– Jest to coś, co wyrasta ponad te wydarzenia związane z Powstaniem Warszawskim. W Europie nie było drugiego takiego wydarzenia jak rzeź Woli – powiedział w niedzielę na antenie Polskiego Radia 24 red. Piotr Gursztyn, autor książki „Rzeź Woli”.
Na wieść o wybuchu powstania warszawskiego, 1 sierpnia 1944 r. Adolf Hitler wydał rozkaz zniszczenia Warszawy: „Każdego mieszkańca należy zabić, nie wolno brać żadnych jeńców. Warszawa ma być zrównana z ziemią i w ten sposób ma być stworzony zastraszający przykład dla całej Europy”.
W pierwszych dniach sierpnia na Woli dochodziło do masowych egzekucji. Największe z nich miały miejsce 5 sierpnia, tzw. czarna sobota. Ginęła ludność cywilna, powstańcy, pacjenci szpitali, personel medyczny, osoby duchowne. Najwięcej egzekucji wykonano w dniach 1-12 sierpnia. W kolejnych dniach schwytanych ludzi wykorzystywano przy robotach przymusowych, a od 5 sierpnia wysiedlano także z Warszawy.
Wesprzyj nas już teraz!
Szacuje się, że w ramach Rzezi Woli zamordowano od 40 do 60 tys. ludzi. Jest to jedna z największych zbrodni, dokonanych na polskiej ludności podczas II wojny światowej. Sprawcy zbrodni w większości nie zostali ukarani. Znamiennym przykładem jest postać Gruppenführera SS Heinza Reinefartha, zwanego katem Woli, który po wojnie był burmistrzem miasta Westerland na wyspie Sylt.
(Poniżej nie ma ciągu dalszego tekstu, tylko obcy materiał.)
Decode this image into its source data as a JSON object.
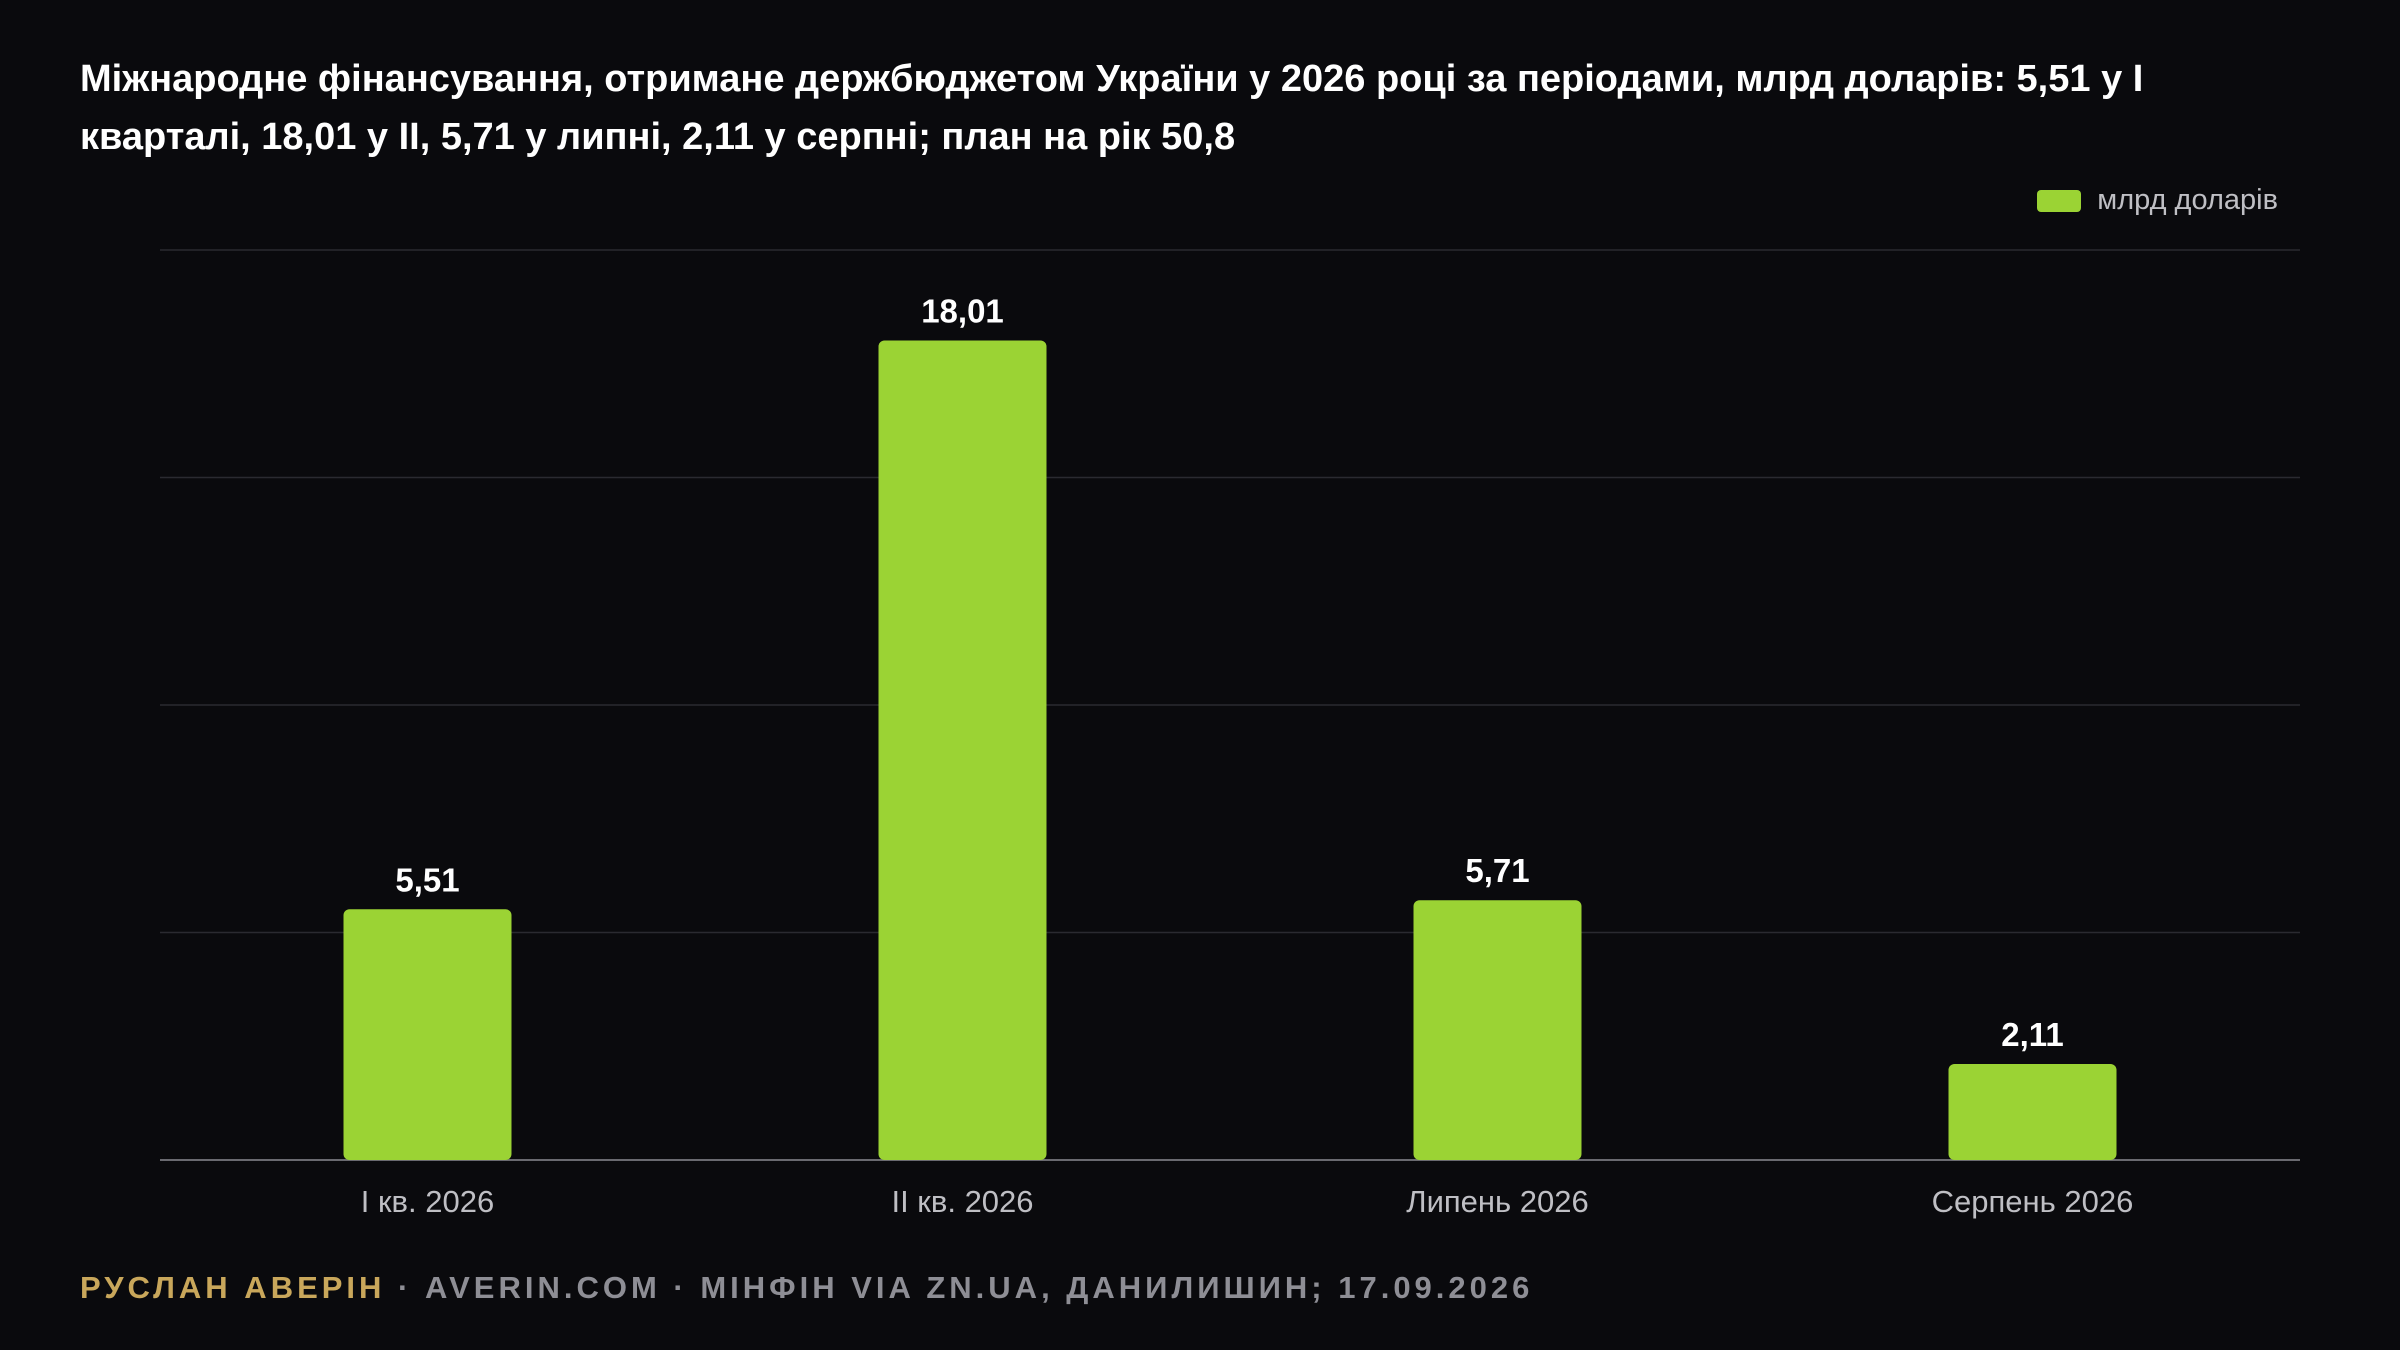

Gość PR24 zaznaczył, że Niemców zaskoczyła wielkość zrywu Polaków 1 sierpnia 1944 roku w Warszawie. – Skala Powstania była dla Niemców zaskoczeniem, samo Powstanie nie. Niemcy nie mieli w samej Warszawie dość środków, aby opanować sytuację. Oddziały były oblężone prze siły powstańcze i zaczęto ściągać jednostki skąd się dało – powiedział.
Gursztyn podkreślił, że Niemcy sprowadzili do Warszawy oddziały, które wprawdzie nie potrafiły walczyć, ale „umiały zabijać”. – Z zachodu do Warszawy wjeżdżało się szosą od strony Poznania, przez Wolę. Pod wodzą generała policji SS stworzono grupę uderzeniową, która miała iść na odsiecz. Część z tych sił nie nadawała się do walki frontowej, ale świetnie nadawali się do zabijania ludności cywilnej. Potrafili zabijać – powiedział.
– Jest to coś, co wyrasta ponad te wydarzenia związane z Powstaniem Warszawskim. W Europie nie było drugiego takiego wydarzenia jak rzeź Woli – podsumował autor „Rzezi Woli”.